Tom York, best known as one of the Carne brothers in Poldark, plays both Evelyn, a camp, down-at-heel thespian, and Rupert, the richer, more respectable of the pair. One lives in dingy Soho and is forced to flirt with the landlady to stave off paying the rent; the other has inherited the family fortune and lives a gentleman’s life.

We meet Evelyn in the opening scene, persuading an ex-army major to murder Rupert. What follows is a kind of revolving-door farce with twins, dead bodies and a gun. York plays the brothers with gusto and there are some nifty manoeuvres that suggest both brothers are present on stage, even if we can see and hear the effort of the production team behind various curtains.

But this cannot take away from the tepid humour as Corpse! seems to retreat into a nostalgic world of bygone Englishness. Evelyn goes to Fortnum & Mason for lunch; Rupert wears a smoking jacket and dines at his club. The production, directed by Clive Brill, seems like a melange of influences thrown together, from Hitchcock to Ealing comedy to Carry On.

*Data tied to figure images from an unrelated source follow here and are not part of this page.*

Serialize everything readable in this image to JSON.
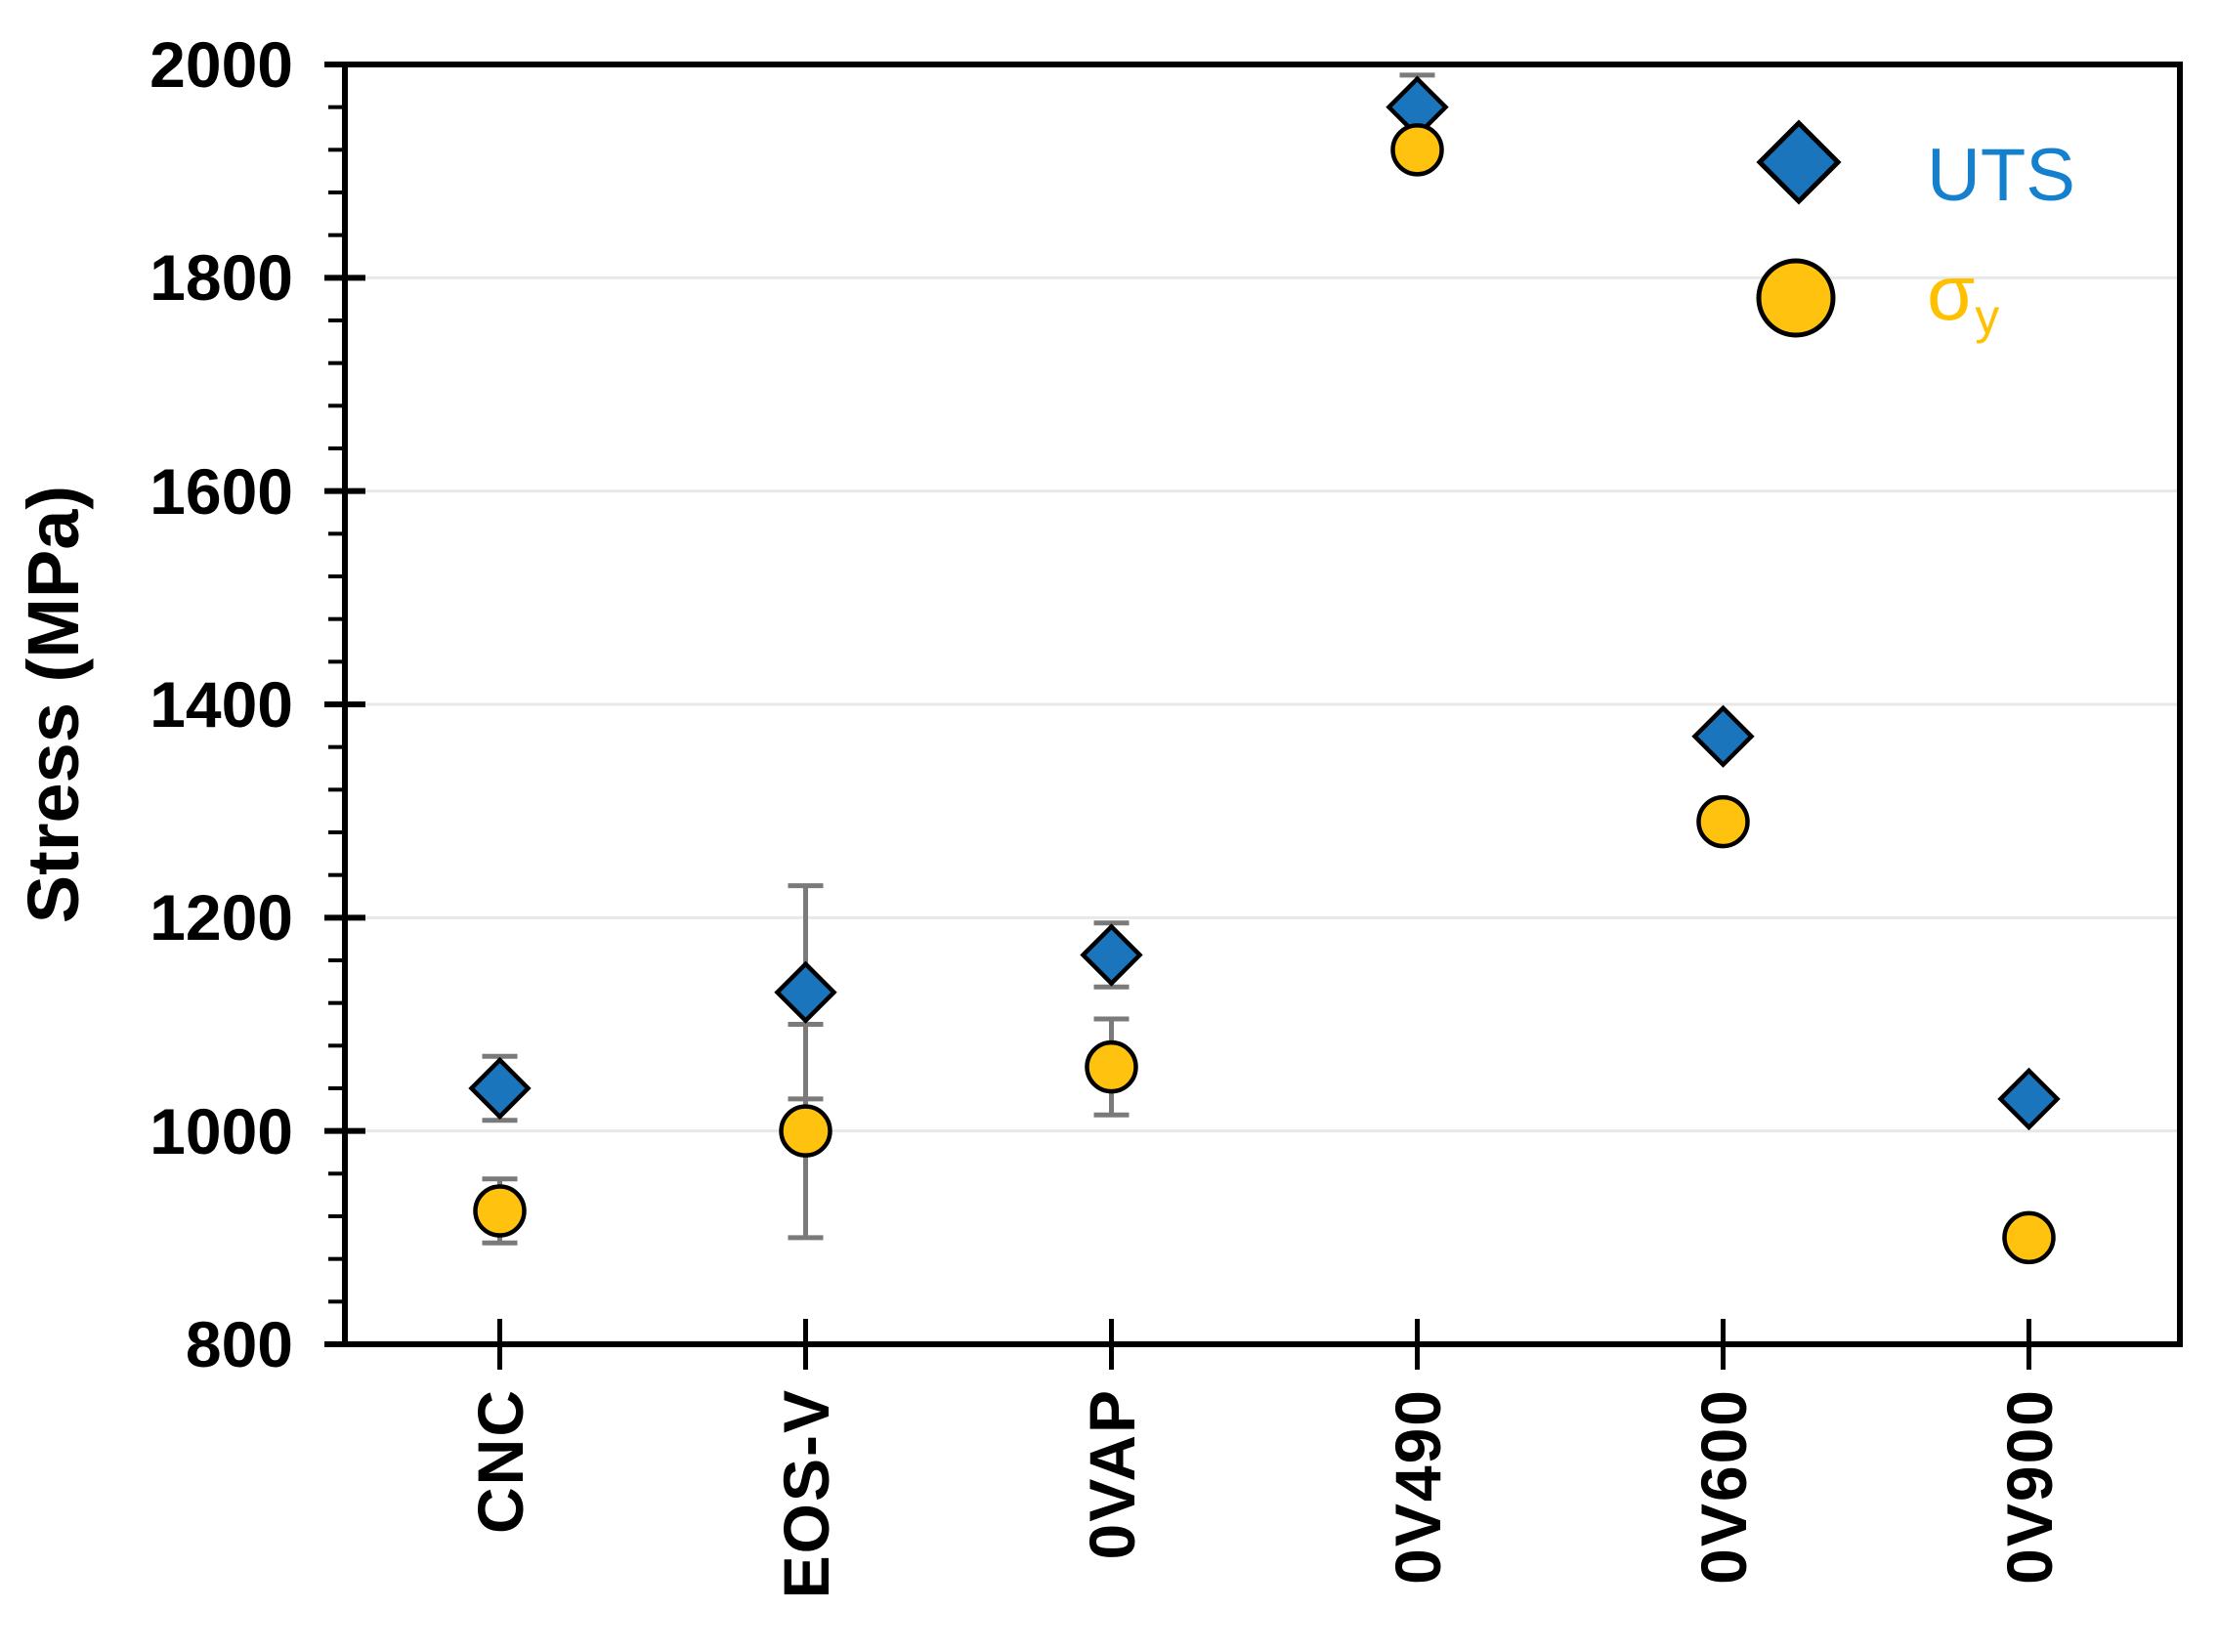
{
  "chart_data": {
    "type": "scatter",
    "title": "",
    "ylabel": "Stress (MPa)",
    "xlabel": "",
    "categories": [
      "CNC",
      "EOS-V",
      "0VAP",
      "0V490",
      "0V600",
      "0V900"
    ],
    "series": [
      {
        "name": "UTS",
        "marker": "diamond",
        "color": "#1B75BC",
        "values": [
          1040,
          1130,
          1165,
          1960,
          1370,
          1030
        ],
        "errors": [
          30,
          100,
          30,
          30,
          null,
          null
        ]
      },
      {
        "name": "σy",
        "marker": "circle",
        "color": "#FFC20E",
        "values": [
          925,
          1000,
          1060,
          1920,
          1290,
          900
        ],
        "errors": [
          30,
          100,
          45,
          null,
          null,
          null
        ]
      }
    ],
    "ylim": [
      800,
      2000
    ],
    "ytick_step": 200,
    "yminor_step": 40,
    "grid": "horizontal-major",
    "legend_position": "top-right-inside",
    "colors": {
      "error_bar": "#7A7A7A",
      "gridline": "#E8E8E8",
      "axis": "#000000",
      "uts_label_text": "#1581CE",
      "sigma_label_text": "#FFC000"
    }
  },
  "legend": {
    "uts": "UTS",
    "sigma_base": "σ",
    "sigma_sub": "y"
  }
}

Felicity Duncan as Mrs McGee and Tom York as Farrant in Corpse! by Gerald Moon at Park theatre, London.
What a carry on … Felicity Duncan as landlady Mrs McGee and Tom York as Evelyn Farrant in Corpse! Photograph: Tristram Kenton/The Guardian

Stereotypes abound, from the none-too-bright Irish conman posing as an army man (Paul Kemp) to the lonely, lascivious landlady (Felicity Duncan). There are mannered references to performance and other in-jokes, engineered to appeal to a theatrical clique (“acting is a calling for people who don’t want to work,” says one actor).

York is good at playing both the cad Evelyn and the upright-if-priggish Rupert. Beth Colley’s revolving set, showing the brothers’ respective households, is also appealing. But these features are not enough to save Corpse! as it limps to its deathly end.